Wednesday, September 29, 2004

MARY STEVENS, M.D. (1933)

Some sources describe this pre-Code soap opera as being about a woman's struggle to become a doctor, but that's all over with by the beginning of the film. Kay Francis is the title doctor, who graduates with good friend Lyle Talbot; they go into practice together, but his drinking gets the better of him and after she saves his ass by operating for him when he's smashed, they go their separate ways (even though she's in love with him).

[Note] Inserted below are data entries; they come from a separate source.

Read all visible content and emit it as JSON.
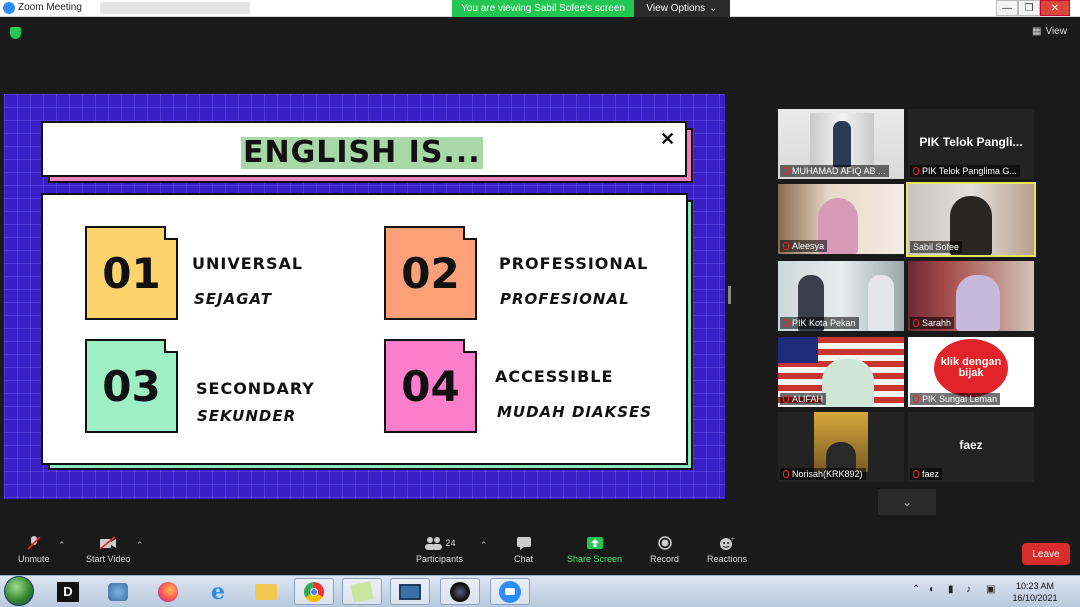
{
  "window": {
    "app_title": "Zoom Meeting",
    "viewing_banner": "You are viewing Sabil Sofee's screen",
    "view_options": "View Options",
    "view_button": "View",
    "controls": {
      "minimize": "—",
      "restore": "❐",
      "close": "✕"
    }
  },
  "slide": {
    "title": "ENGLISH IS...",
    "close_glyph": "✕",
    "items": [
      {
        "number": "01",
        "english": "UNIVERSAL",
        "malay": "SEJAGAT",
        "color": "#fdd36e"
      },
      {
        "number": "02",
        "english": "PROFESSIONAL",
        "malay": "PROFESIONAL",
        "color": "#fca07a"
      },
      {
        "number": "03",
        "english": "SECONDARY",
        "malay": "SEKUNDER",
        "color": "#9ef0c4"
      },
      {
        "number": "04",
        "english": "ACCESSIBLE",
        "malay": "MUDAH DIAKSES",
        "color": "#fd7fcc"
      }
    ]
  },
  "participants_gallery": [
    {
      "name": "MUHAMAD AFIQ AB ...",
      "muted": true,
      "video": true
    },
    {
      "name": "PIK Telok Panglima G...",
      "big_name": "PIK Telok Pangli...",
      "muted": true,
      "video": false
    },
    {
      "name": "Aleesya",
      "muted": true,
      "video": true
    },
    {
      "name": "Sabil Sofee",
      "muted": false,
      "video": true,
      "active_speaker": true
    },
    {
      "name": "PIK Kota Pekan",
      "muted": true,
      "video": true
    },
    {
      "name": "Sarahh",
      "muted": true,
      "video": true
    },
    {
      "name": "ALIFAH",
      "muted": true,
      "video": true
    },
    {
      "name": "PIK Sungai Leman",
      "muted": true,
      "video": true,
      "logo_text": "klik dengan bijak"
    },
    {
      "name": "Norisah(KRK892)",
      "muted": true,
      "video": true
    },
    {
      "name": "faez",
      "big_name": "faez",
      "muted": true,
      "video": false
    }
  ],
  "toolbar": {
    "unmute": "Unmute",
    "start_video": "Start Video",
    "participants": "Participants",
    "participants_count": "24",
    "chat": "Chat",
    "share_screen": "Share Screen",
    "record": "Record",
    "reactions": "Reactions",
    "leave": "Leave"
  },
  "taskbar": {
    "time": "10:23 AM",
    "date": "16/10/2021",
    "apps": [
      "start-orb",
      "dp-app",
      "network-app",
      "firefox",
      "internet-explorer",
      "file-explorer",
      "chrome",
      "notes",
      "remote-desktop",
      "camera",
      "zoom"
    ]
  },
  "colors": {
    "accent_green": "#23c553",
    "leave_red": "#d82d2d",
    "slide_bg": "#3b1fc6",
    "active_speaker_border": "#e6e65a"
  }
}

Talbot marries a woman whose father is politically powerful and he gets tangled up in some shady affairs. Francis sets up a successful pediatric practice with Glenda Farrell (whose character's name is Glenda Carroll--an inside joke?). Francis and Talbot meet up again (she's on vacation, he's running from a potential scandal), become lovers, and Francis bears a child out of wedlock. Her child soon dies from an infantile paralysis epidemic on board a ship and she considers suicide--can Talbot or Farrell bring her back to her senses? The most interesting thing here is the matter-of-factness with which Francis tells Farrell that she's going ahead and having her baby. It's seen as a positive thing, but a year later, under the Code crackdown, this spin would not have been possible. Una O'Connor is a shipboard mother; Thelma Todd is Talbot's wife. Sidney Miller has a small role as a Jewish teenager whose depression over the state of the world is played for laughs, as Woody Allen would do years later in ANNIE HALL. Francis gets a Bride of Frankenstein streak of white in her hair after her baby's death. She and Talbot are fine, but it's the subject matter that kept me watching. [TCM].